The Class of 2016 has set the bar high and I am encouraged by what the future holds for these fine, young, Lasallian men. I look forward to hearing of the great difference they will make and various encounters they will have as they journey into the next phase of their lives. I pray that they always remember God’s love for them, knowing that they will be in the company of Jesus always and that wherever they journey, they are following in the footsteps of St John Baptist de La Salle.
The Five Lasallian Principles
In the last edition of the Duce I wrote about the Five Lasallian Principles and how we as a College are moving forward to embed the Five Lasallian Principles in our day to day lives, to help us to find expression in our everyday work.
This week I will be meeting and working with a dedicated team of colleagues to further develop ways in which we can enhance the use of these principles to help us find expression in learning and teaching, to ensure that our students are kept safe, and to bring to life our faith in action. The hope is to further anchor all the great things that already take place at the College in these five principles and to discover ways of deepening our identity and commitment to being Lasallian.
The purpose of the meeting is to further develop, enhance and word smith the profiles already developed for each of these Five Lasallian Principles and consider how we best display these at De La Salle College.
All Souls Day – Wednesday 2 November
All Souls Day is a holy day set aside for commemorating the faithful departed, in particular (but not exclusively) one’s relatives.
On Wednesday morning staff will have an opportunity to come together and pray in the Kinnoull Chapel to remember deceased loved ones. On this morning we will pray for all those we love who have passed away; and for all our families and friends in our community as they continue to come to terms with their loss and grief.
Community Mass – St Finbar’s Parish
A reminder that this term we will celebrate our final community Mass for the year at St Finbar’s Parish, Brighton East.
Date: Sunday 6 November
All families from St Finbar’s Parish should have received a letter in the mail outlining the details. This week I have met with students and invited them to be involved in the Mass also.
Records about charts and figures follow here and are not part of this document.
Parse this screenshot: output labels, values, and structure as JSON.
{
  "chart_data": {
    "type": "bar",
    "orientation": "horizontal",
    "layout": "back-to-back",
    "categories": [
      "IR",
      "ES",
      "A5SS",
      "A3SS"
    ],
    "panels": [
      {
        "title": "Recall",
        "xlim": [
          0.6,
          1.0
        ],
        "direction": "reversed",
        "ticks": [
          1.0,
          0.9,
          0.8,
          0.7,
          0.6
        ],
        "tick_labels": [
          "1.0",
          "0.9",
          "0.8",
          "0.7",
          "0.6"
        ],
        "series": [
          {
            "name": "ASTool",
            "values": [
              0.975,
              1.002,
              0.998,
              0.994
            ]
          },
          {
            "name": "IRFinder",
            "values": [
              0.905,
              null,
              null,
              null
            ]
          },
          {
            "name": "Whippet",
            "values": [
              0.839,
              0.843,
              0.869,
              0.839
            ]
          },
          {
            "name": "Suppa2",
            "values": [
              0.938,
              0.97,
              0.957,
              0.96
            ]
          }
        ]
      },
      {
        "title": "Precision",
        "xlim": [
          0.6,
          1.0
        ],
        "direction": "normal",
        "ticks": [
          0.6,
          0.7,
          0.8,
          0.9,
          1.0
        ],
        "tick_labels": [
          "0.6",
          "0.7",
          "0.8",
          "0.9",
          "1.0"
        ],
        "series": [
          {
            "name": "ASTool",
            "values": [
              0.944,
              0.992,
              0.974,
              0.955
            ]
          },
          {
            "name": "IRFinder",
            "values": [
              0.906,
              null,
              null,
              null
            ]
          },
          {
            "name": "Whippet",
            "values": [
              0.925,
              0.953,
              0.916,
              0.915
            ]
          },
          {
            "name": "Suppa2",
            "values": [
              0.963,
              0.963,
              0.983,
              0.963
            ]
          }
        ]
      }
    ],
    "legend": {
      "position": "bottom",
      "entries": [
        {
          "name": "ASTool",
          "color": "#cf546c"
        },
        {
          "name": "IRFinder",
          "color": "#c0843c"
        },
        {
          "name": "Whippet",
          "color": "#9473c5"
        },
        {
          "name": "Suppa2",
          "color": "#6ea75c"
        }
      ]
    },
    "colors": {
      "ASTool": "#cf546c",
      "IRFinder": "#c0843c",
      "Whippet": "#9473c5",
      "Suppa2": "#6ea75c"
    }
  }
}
All members from the College community are invited and encouraged to join us for Mass at St Finbar’s.
Mrs Rana Brogan
Deputy Principal – Faith and Mission
Staff and Operations
House Swimming Carnival — Friday 28 October
The annual De La Salle Inter‐House Swimming Carnival will be held at the Carnegie Swim Centre – Koornang Park, Moira Ave, Carnegie. This is a compulsory event for all students from Year 4s to 11.
Parents are also reminded that if for some reason your son is absent on the day a written explanation is required by the College. This must be handed to the Mentor/Homeroom teacher as soon as possible before or after the Swimming Carnival. Disciplinary action will follow for any student who is absent from the carnival without a written explanation from a parent.
All students are expected to wear their De La Salle House sports uniform to and from the venue. Appropriate swimming attire is also required. All students are reminded to be “Sunsmart” and come prepared with a hat, sunscreen and water to drink.
Please refer to the information letter sent this week for full details.
The VCE Unit 3 and 4 examinations commenced on Wednesday 26 October with English in the College gym. De La Salle internal examinations commence on Wednesday 9 November. Students involved in DLS examinations will receive timetable and instructions in the near future. Parents are asked to make themselves aware of their son’s examination timetable. Best wishes to all students for success with their examinations over the next few weeks.